Vahadan önce bizi zebralar karşıladı. Bu birdenbire karşımıza çıkan, koşturan hatta bir ara yol vermek zorunda kaldığımız zebra sürüsünü çığlıkla atlattık. Gerçekten inanılmazdı, çok heyecanlıydı, tamamen kendi doğal ortamlarında, serbesttiler ve bizimle ilgilenmiyorlardı bile!


 Sonrasında ise zürafalar, ne kadar da sakindiler...


Bu ilk şoktan sonra, o çöl vari toprak parçasından birdenbire bir yeşilliğin görünmesi ikinci şoktu. Gerçekten bu zahmetli yolculuğa değmişti. Sonunda Keekorok Logde'daydık. Doğanın gerçekten ortasında olan bu lodge'da, bungalovlar var, bir de sizi sınırlayan ne bir duvar, ne de bir çit. Bu yüzden kendi kendinize etrafı keşfetmemeniz için özellikle uyarıyorlar. Ve de serbestçe dolaşan maymunlara karşı, kapı ve pencerenizi de açık bırakmamanız gerekiyor. Özellikle akşamları, tek başınıza dolaşmanız tehlikeli olduğundan, size silahlı bir otel çalışanı eşlik ediyor. 
Otelin bush dinner konsepti var. Yani diğer otel misafirleri ile değil de, yine doğal bir ortamda, çalılıkların arasında, herkesten ayrı yemek yiyorsunuz. Açık büfe yemek, ateş ve tabi ki yerliler var. Akşam yemeğimizi bu şekilde aldık. Yemeğimizi yerken, birtakım sesler duyduk, nedir diye birbirimize baktık. Bir süre sonra kırmızı kıyafetlerinin içinde yerliler zıplayarak, yani aslında kendi danslarını yaparak yanımıza geldiler. O karanlığın içinde gerçekten farklı bir deneyim oldu. Onlarla beraber biz de zıpladık :)

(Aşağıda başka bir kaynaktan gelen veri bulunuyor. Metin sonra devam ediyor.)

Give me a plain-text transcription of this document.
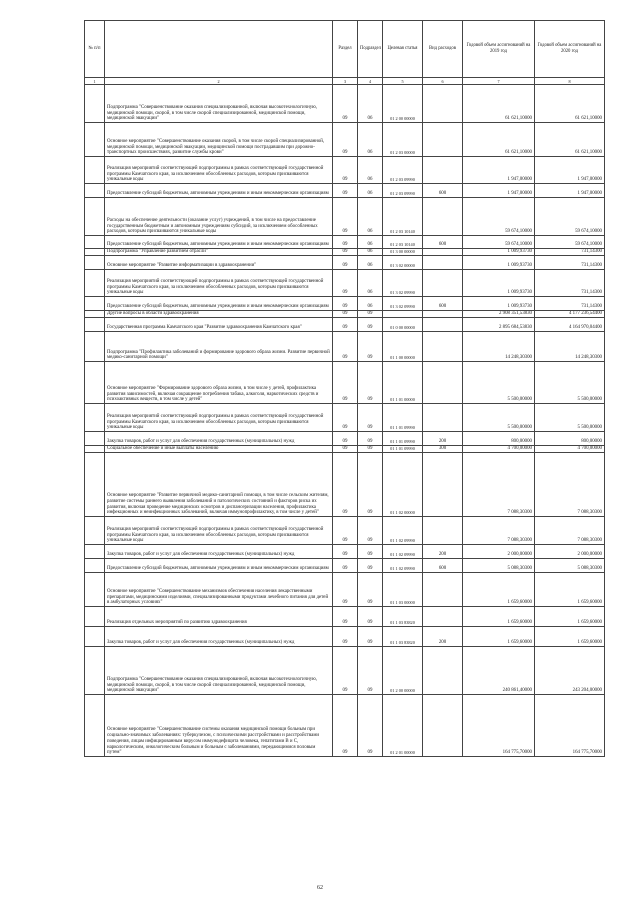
№ п/п		Раздел	Подраздел	Целевая статья	Вид расходов	Годовой объем ассигнований на 2019 год	Годовой объем ассигнований на 2020 год
1	2	3	4	5	6	7	8
	Подпрограмма "Совершенствование оказания специализированной, включая высокотехнологичную, медицинской помощи, скорой, в том числе скорой специализированной, медицинской помощи, медицинской эвакуации"	09	06	01 2 00 00000		61 621,10000	61 621,10000
	Основное мероприятие "Совершенствование оказания скорой, в том числе скорой специализированной, медицинской помощи, медицинской эвакуации, медицинской помощи пострадавшим при дорожно-транспортных происшествиях, развитие службы крови"	09	06	01 2 03 00000		61 621,10000	61 621,10000
	Реализация мероприятий соответствующей подпрограммы в рамках соответствующей государственной программы Камчатского края, за исключением обособленных расходов, которым присваиваются уникальные коды	09	06	01 2 03 09990		1 947,00000	1 947,00000
	Предоставление субсидий бюджетным, автономным учреждениям и иным некоммерческим организациям	09	06	01 2 03 09990	600	1 947,00000	1 947,00000
	Расходы на обеспечение деятельности (оказание услуг) учреждений, в том числе на предоставление государственным бюджетным и автономным учреждениям субсидий, за исключением обособленных расходов, которым присваиваются уникальные коды	09	06	01 2 03 10140		59 674,10000	59 674,10000
	Предоставление субсидий бюджетным, автономным учреждениям и иным некоммерческим организациям	09	06	01 2 03 10140	600	59 674,10000	59 674,10000
	Подпрограмма "Управление развитием отрасли"	09	06	01 3 00 00000		1 009,93730	731,14300
	Основное мероприятие "Развитие информатизации в здравоохранении"	09	06	01 3 02 00000		1 009,93730	731,14300
	Реализация мероприятий соответствующей подпрограммы в рамках соответствующей государственной программы Камчатского края, за исключением обособленных расходов, которым присваиваются уникальные коды	09	06	01 3 02 09990		1 009,93730	731,14300
	Предоставление субсидий бюджетным, автономным учреждениям и иным некоммерческим организациям	09	06	01 3 02 09990	600	1 009,93730	731,14300
	Другие вопросы в области здравоохранения	09	09			2 908 351,53830	4 177 236,54400
	Государственная программа Камчатского края "Развитие здравоохранения Камчатского края"	09	09	01 0 00 00000		2 895 684,53830	4 164 970,04400
	Подпрограмма "Профилактика заболеваний и формирование здорового образа жизни. Развитие первичной медико-санитарной помощи"	09	09	01 1 00 00000		14 248,30300	14 248,30300
	Основное мероприятие "Формирование здорового образа жизни, в том числе у детей, профилактика развития зависимостей, включая сокращение потребления табака, алкоголя, наркотических средств и психоактивных веществ, в том числе у детей"	09	09	01 1 01 00000		5 500,00000	5 500,00000
	Реализация мероприятий соответствующей подпрограммы в рамках соответствующей государственной программы Камчатского края, за исключением обособленных расходов, которым присваиваются уникальные коды	09	09	01 1 01 09990		5 500,00000	5 500,00000
	Закупка товаров, работ и услуг для обеспечения государственных (муниципальных) нужд	09	09	01 1 01 09990	200	800,00000	800,00000
	Социальное обеспечение и иные выплаты населению	09	09	01 1 01 09990	300	4 700,00000	4 700,00000
	Основное мероприятие "Развитие первичной медико-санитарной помощи, в том числе сельским жителям, развитие системы раннего выявления заболеваний и патологических состояний и факторов риска их развития, включая проведение медицинских осмотров и диспансеризации населения, профилактика инфекционных и неинфекционных заболеваний, включая иммунопрофилактику, в том числе у детей"	09	09	01 1 02 00000		7 088,30300	7 088,30300
	Реализация мероприятий соответствующей подпрограммы в рамках соответствующей государственной программы Камчатского края, за исключением обособленных расходов, которым присваиваются уникальные коды	09	09	01 1 02 09990		7 088,30300	7 088,30300
	Закупка товаров, работ и услуг для обеспечения государственных (муниципальных) нужд	09	09	01 1 02 09990	200	2 000,00000	2 000,00000
	Предоставление субсидий бюджетным, автономным учреждениям и иным некоммерческим организациям	09	09	01 1 02 09990	600	5 088,30300	5 088,30300
	Основное мероприятие "Совершенствование механизмов обеспечения населения лекарственными препаратами, медицинскими изделиями, специализированными продуктами лечебного питания для детей в амбулаторных условиях"	09	09	01 1 03 00000		1 659,60000	1 659,60000
	Реализация отдельных мероприятий по развитию здравоохранения	09	09	01 1 03 83820		1 659,60000	1 659,60000
	Закупка товаров, работ и услуг для обеспечения государственных (муниципальных) нужд	09	09	01 1 03 83820	200	1 659,60000	1 659,60000
	Подпрограмма "Совершенствование оказания специализированной, включая высокотехнологичную, медицинской помощи, скорой, в том числе скорой специализированной, медицинской помощи, медицинской эвакуации"	09	09	01 2 00 00000		240 861,40000	243 204,00000
	Основное мероприятие "Совершенствование системы оказания медицинской помощи больным при социально-значимых заболеваниях: туберкулезом, с психическими расстройствами и расстройствами поведения, лицам инфицированным вирусом иммунодефицита человека, гепатитами В и С, наркологическим, онкологическим больным и больным с заболеваниями, передающимися половым путем"	09	09	01 2 01 00000		164 775,70000	164 775,70000
62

Safari kısmında ise, gittiğimiz ilk gün yani Cuma günü otele yerleştikten sonra bir turumuz oldu. Bir de Cumartesi günü sabah gün doğumu ile. Üstü açık cipler ile bizim gibi birçok turist grubu ulusal parkta bir tarafa bir bu tarafa doğru gidiyorduk. Çünkü hayvanlar nerede ise biz orada olmalıydık. Şoförler sürekli birbirleri ile haberleşiyorlardı. Büyük beşin (aslan, fil, bufalo, leopar, su aygırı) tamamını göremedik belki ama bol bol ceylan, antilop, bufalo gördük. Çita ve fil de görme imkanımız oldu. 




Hepsi de biz yokmuşuz gibi davranıyorlardı. Hele çita bize resmen poz veriyordu.

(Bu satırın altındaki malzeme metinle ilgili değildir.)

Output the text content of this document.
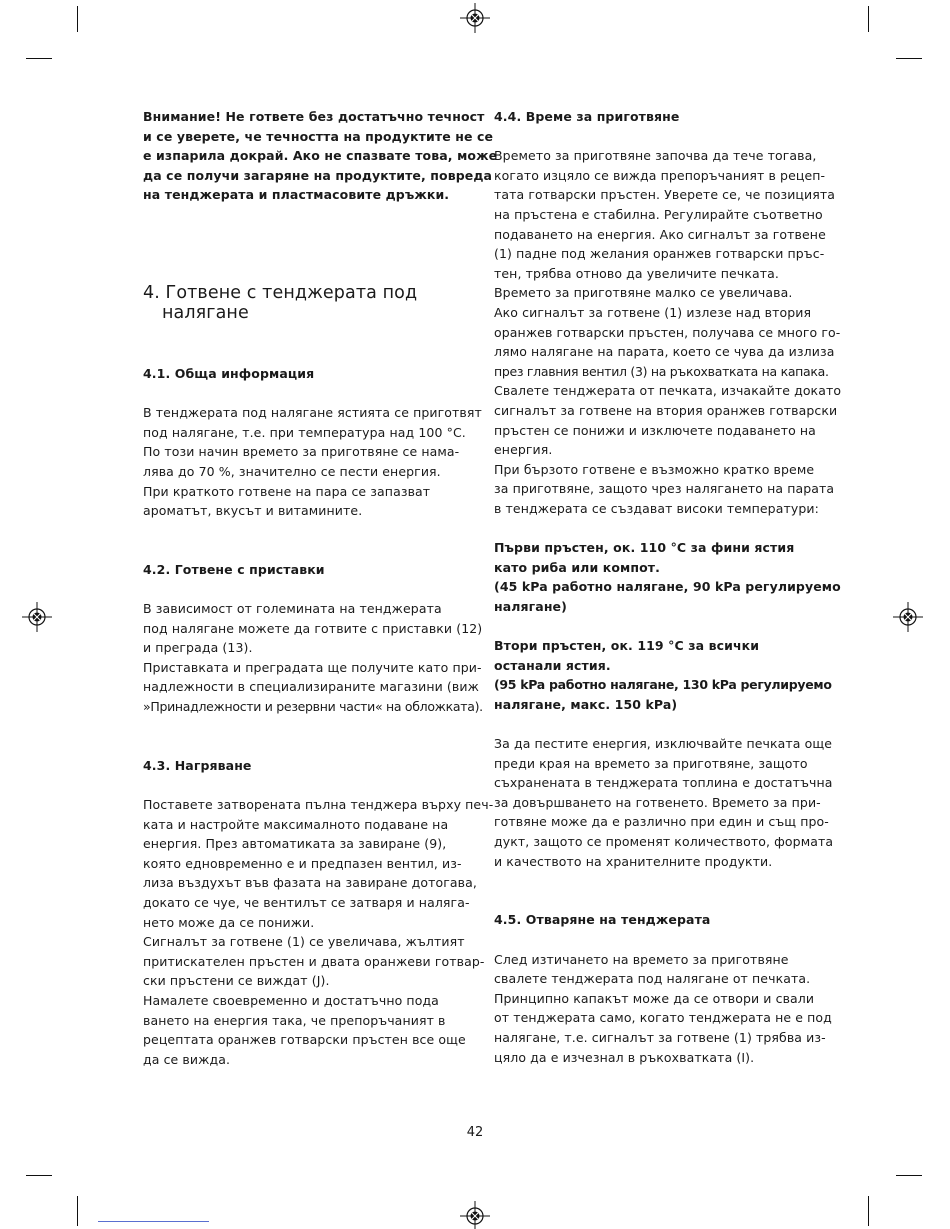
Внимание! Не гответе без достатъчно течност
и се уверете, че течността на продуктите не се
е изпарила докрай. Ако не спазвате това, може
да се получи загаряне на продуктите, повреда
на тенджерата и пластмасовите дръжки.
4. Готвене с тенджерата под
налягане
4.1. Обща информация
В тенджерата под налягане ястията се приготвят
под налягане, т.е. при температура над 100 °C.
По този начин времето за приготвяне се нама-
лява до 70 %, значително се пести енергия.
При краткото готвене на пара се запазват
ароматът, вкусът и витамините.
4.2. Готвене с приставки
В зависимост от големината на тенджерата
под налягане можете да готвите с приставки (12)
и преграда (13).
Приставката и преградата ще получите като при-
надлежности в специализираните магазини (виж
»Принадлежности и резервни части« на обложката).
4.3. Нагряване
Поставете затворената пълна тенджера върху печ-
ката и настройте максималното подаване на
енергия. През автоматиката за завиране (9),
която едновременно е и предпазен вентил, из-
лиза въздухът във фазата на завиране дотогава,
докато се чуе, че вентилът се затваря и наляга-
нето може да се понижи.
Сигналът за готвене (1) се увеличава, жълтият
притискателен пръстен и двата оранжеви готвар-
ски пръстени се виждат (J).
Намалете своевременно и достатъчно пода
ването на енергия така, че препоръчаният в
рецептата оранжев готварски пръстен все още
да се вижда.
4.4. Време за приготвяне
Времето за приготвяне започва да тече тогава,
когато изцяло се вижда препоръчаният в рецеп-
тата готварски пръстен. Уверете се, че позицията
на пръстена е стабилна. Регулирайте съответно
подаването на енергия. Ако сигналът за готвене
(1) падне под желания оранжев готварски пръс-
тен, трябва отново да увеличите печката.
Времето за приготвяне малко се увеличава.
Ако сигналът за готвене (1) излезе над втория
оранжев готварски пръстен, получава се много го-
лямо налягане на парата, което се чува да излиза
през главния вентил (3) на ръкохватката на капака.
Свалете тенджерата от печката, изчакайте докато
сигналът за готвене на втория оранжев готварски
пръстен се понижи и изключете подаването на
енергия.
При бързото готвене е възможно кратко време
за приготвяне, защото чрез налягането на парата
в тенджерата се създават високи температури:
Първи пръстен, ок. 110 °C за фини ястия
като риба или компот.
(45 kPa работно налягане, 90 kPa регулируемо
налягане)
Втори пръстен, ок. 119 °C за всички
останали ястия.
(95 kPa работно налягане, 130 kPa регулируемо
налягане, макс. 150 kPa)
За да пестите енергия, изключвайте печката още
преди края на времето за приготвяне, защото
съхранената в тенджерата топлина е достатъчна
за довършването на готвенето. Времето за при-
готвяне може да е различно при един и същ про-
дукт, защото се променят количеството, формата
и качеството на хранителните продукти.
4.5. Отваряне на тенджерата
След изтичането на времето за приготвяне
свалете тенджерата под налягане от печката.
Принципно капакът може да се отвори и свали
от тенджерата само, когато тенджерата не е под
налягане, т.е. сигналът за готвене (1) трябва из-
цяло да е изчезнал в ръкохватката (I).
42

En etkileyici sahnelerden biri de, sabahki safarimizde kahvaltısını yeni bitirmiş aslanların o şişkinlik ile ağır ağır yanımızdan geçip gitmeleriydi.


İnsanlar nankör denir ya, öyleyiz galiba, bu iki tur bize yetmişti, başka farklı birşey görmeyecek miyiz diye söylenmeye başlamıştık bile. :) Ve Cumartesi öğle yemeğinden sonra tekrar uzun bir yolculuğa çıktık, Nairobi'ye doğru.

Ne yazık ki, şehri görecek vaktimiz yoktu, belki de zaten birşey kaçırmıyorduk. Kaçırmamamız gereken birşey vardı, o da Carnivore isimli restoran. Adı üstünde, sadece et var bu restoranda. Aklınıza gelebilecek her türlü et çeşidi... Hatta hepsine uyumlu farklı soslarıyla beraber. Örneğin kuzu eti yiyecekseniz naneli bir sos öneriyorlar. 


Etler siz durmak isteyene kadar gelmeye devam ediyor: timsah, domuz, geyik, devekuşu etinden köfte, deve...Ben aralarından devekuşu etinden köfteyi beğendim.

Yemekten sonra yan tarafına diskosuna geçtik. Sanki bir zaman tünelinden geçmiştik. Dans eden insanlar, müzik, sanki 90'lardaydık :)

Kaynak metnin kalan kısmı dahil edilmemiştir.